Number of Ships
GW Bush: 278
1916 (Romney, of course, made a mistake in quoting the lie, it’s 1916): 245
As you may all now know, Mitt Romney raised an odd complaint during last night’s debate: He claimed – falsely – that America’s Navy has fewer ships today than since 1917.
ROMNEY: Our Navy is old — excuse me, our Navy is smaller now than at any time since 1917. The Navy said they needed 313 ships to carry out their mission. We’re now at under 285. We’re headed down to the low 200s if we go through a sequestration. That’s unacceptable to me.
Except he’s wrong.
America has more ships now than in 1917. From Politifact (Politifact notes that Romney also got his year wrong – the lie, traditionally told by Republicans on this point, claims 1916 as the year, not 1917):
We looked up the original data, and the Heritage report does reflect the trend line correctly (though Romney said 1917 rather than 1916, something we won’t quibble with). In 1916, the U.S. Navy had 245 active ships, a number that eventually peaked during World War II, then fell, then peaked again more modestly during the Korean War, followed by a slow, consistent decline over the next five decades.
In recent years, the number of active ships has fallen low enough to approach its 1916 level. In both 2009 (the most recent year of the Heritage report) and 2011, the number was 285.
And guess who had fewer ships than us today? George W. Bush.
The same data set shows that during the years 2005 to 2008, the number of active ships was 282, 281, 278 and 282, respectively — each of which were below the levels of 2009, 2010 and 2011. In other words, each of the final four years under George W. Bush saw lower levels of active ships than any of the three years under Obama.

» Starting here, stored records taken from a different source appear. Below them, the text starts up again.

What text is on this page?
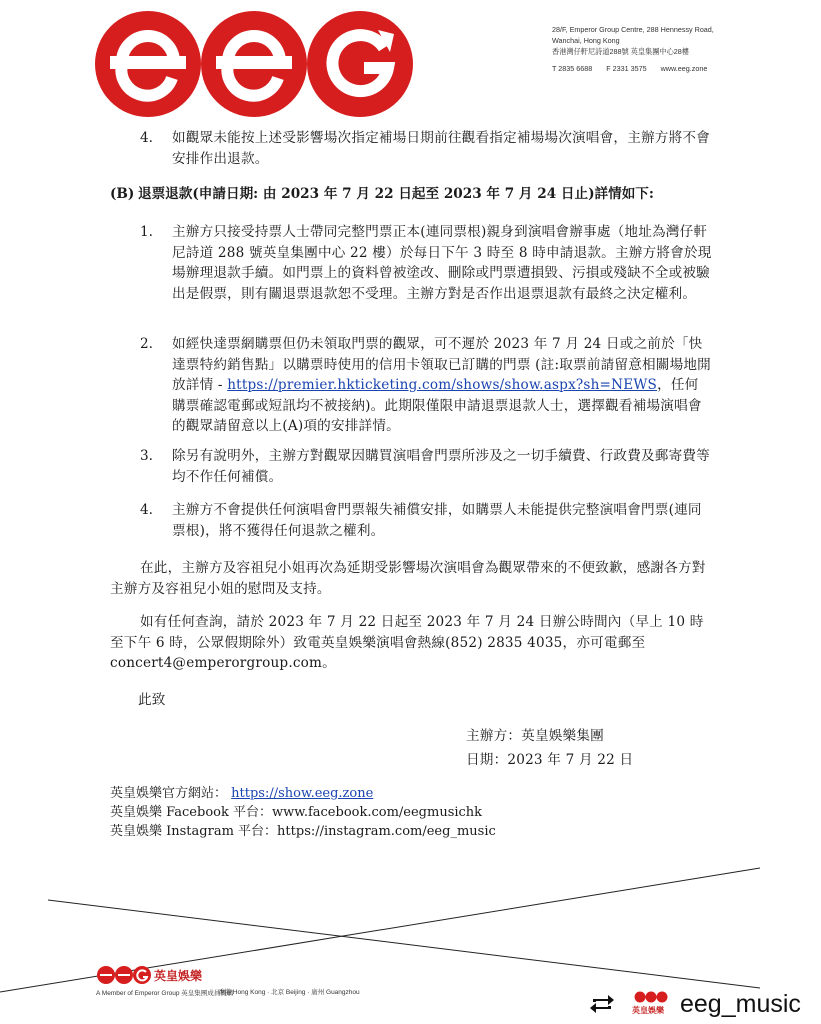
28/F, Emperor Group Centre, 288 Hennessy Road,
Wanchai, Hong Kong
香港灣仔軒尼詩道288號 英皇集團中心28樓
T 2835 6688 F 2331 3575 www.eeg.zone
4. 如觀眾未能按上述受影響場次指定補場日期前往觀看指定補場場次演唱會，主辦方將不會安排作出退款。
(B) 退票退款(申請日期: 由 2023 年 7 月 22 日起至 2023 年 7 月 24 日止)詳情如下:
1. 主辦方只接受持票人士帶同完整門票正本(連同票根)親身到演唱會辦事處（地址為灣仔軒尼詩道 288 號英皇集團中心 22 樓）於每日下午 3 時至 8 時申請退款。主辦方將會於現場辦理退款手續。如門票上的資料曾被塗改、刪除或門票遭損毀、污損或殘缺不全或被驗出是假票，則有關退票退款恕不受理。主辦方對是否作出退票退款有最終之決定權利。
2. 如經快達票網購票但仍未領取門票的觀眾，可不遲於 2023 年 7 月 24 日或之前於「快達票特約銷售點」以購票時使用的信用卡領取已訂購的門票 (註:取票前請留意相關場地開放詳情 - https://premier.hkticketing.com/shows/show.aspx?sh=NEWS，任何購票確認電郵或短訊均不被接納)。此期限僅限申請退票退款人士，選擇觀看補場演唱會的觀眾請留意以上(A)項的安排詳情。
3. 除另有說明外，主辦方對觀眾因購買演唱會門票所涉及之一切手續費、行政費及郵寄費等均不作任何補償。
4. 主辦方不會提供任何演唱會門票報失補償安排，如購票人未能提供完整演唱會門票(連同票根)，將不獲得任何退款之權利。
在此，主辦方及容祖兒小姐再次為延期受影響場次演唱會為觀眾帶來的不便致歉，感謝各方對主辦方及容祖兒小姐的慰問及支持。
如有任何查詢，請於 2023 年 7 月 22 日起至 2023 年 7 月 24 日辦公時間內（早上 10 時至下午 6 時，公眾假期除外）致電英皇娛樂演唱會熱線(852) 2835 4035，亦可電郵至 concert4@emperorgroup.com。
此致
主辦方：英皇娛樂集團
日期：2023 年 7 月 22 日
英皇娛樂官方網站： https://show.eeg.zone
英皇娛樂 Facebook 平台：www.facebook.com/eegmusichk
英皇娛樂 Instagram 平台：https://instagram.com/eeg_music
英皇娛樂
A Member of Emperor Group 英皇集團成員機構
香港 Hong Kong · 北京 Beijing · 廣州 Guangzhou
英皇娛樂 eeg_music
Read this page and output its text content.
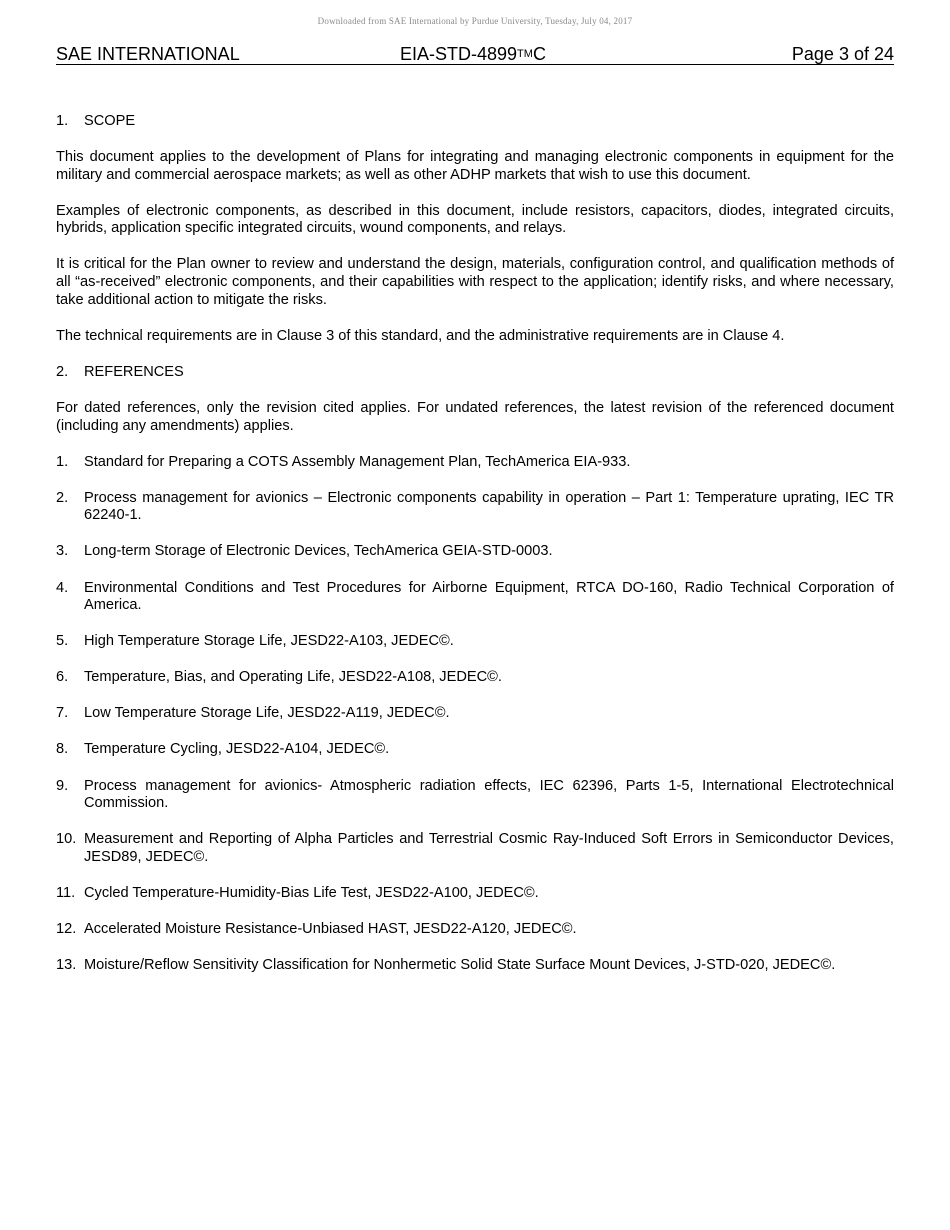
Downloaded from SAE International by Purdue University, Tuesday, July 04, 2017
SAE INTERNATIONAL	EIA-STD-4899TMC	Page 3 of 24
1. SCOPE

This document applies to the development of Plans for integrating and managing electronic components in equipment for the military and commercial aerospace markets; as well as other ADHP markets that wish to use this document.

Examples of electronic components, as described in this document, include resistors, capacitors, diodes, integrated circuits, hybrids, application specific integrated circuits, wound components, and relays.

It is critical for the Plan owner to review and understand the design, materials, configuration control, and qualification methods of all “as-received” electronic components, and their capabilities with respect to the application; identify risks, and where necessary, take additional action to mitigate the risks.

The technical requirements are in Clause 3 of this standard, and the administrative requirements are in Clause 4.

2. REFERENCES

For dated references, only the revision cited applies. For undated references, the latest revision of the referenced document (including any amendments) applies.

1. Standard for Preparing a COTS Assembly Management Plan, TechAmerica EIA-933.
2. Process management for avionics – Electronic components capability in operation – Part 1: Temperature uprating, IEC TR 62240-1.
3. Long-term Storage of Electronic Devices, TechAmerica GEIA-STD-0003.
4. Environmental Conditions and Test Procedures for Airborne Equipment, RTCA DO-160, Radio Technical Corporation of America.
5. High Temperature Storage Life, JESD22-A103, JEDEC©.
6. Temperature, Bias, and Operating Life, JESD22-A108, JEDEC©.
7. Low Temperature Storage Life, JESD22-A119, JEDEC©.
8. Temperature Cycling, JESD22-A104, JEDEC©.
9. Process management for avionics- Atmospheric radiation effects, IEC 62396, Parts 1-5, International Electrotechnical Commission.
10. Measurement and Reporting of Alpha Particles and Terrestrial Cosmic Ray-Induced Soft Errors in Semiconductor Devices, JESD89, JEDEC©.
11. Cycled Temperature-Humidity-Bias Life Test, JESD22-A100, JEDEC©.
12. Accelerated Moisture Resistance-Unbiased HAST, JESD22-A120, JEDEC©.
13. Moisture/Reflow Sensitivity Classification for Nonhermetic Solid State Surface Mount Devices, J-STD-020, JEDEC©.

The number of surface warships also bottomed out in 2005 under Bush, later rising by about 10 percent under Obama.
Such figures undercut Romney’s use of the statistic as a weapon against Obama.
Politifact goes on to explain that the number of ships doesn’t matter, it’s not an indication of relative military power, especially when comparing two different centuries.
But what do those numbers mean? Not much, a variety of experts told us.
Counting the number of ships or aircraft is not a good measurement of defense strength because their capabilities have increased dramatically in recent decades. Romney’s comparison “doesn’t pass ‘the giggle test,’ ” said William W. Stueck, a historian at the University of Georgia.
Consider what types of naval ships were used in 1916 and 2011. The types of ships active in both years, such as cruisers and destroyers, are outfitted today with far more advanced technology than what was available during World War I. More importantly, the U.S. Navy has 11 aircraft carriers (plus the jets to launch from them), 31 amphibious ships, 14 submarines capable of launching nuclear ballistic missiles and four specialized submarines for launching Cruise missiles — all categories of vessels that didn’t exist in 1916.
When will the media start asking Mitt Romney whether he’s incredibly sloppy or an incredible liar? Either way, it hardly passes the commander-in-chief test.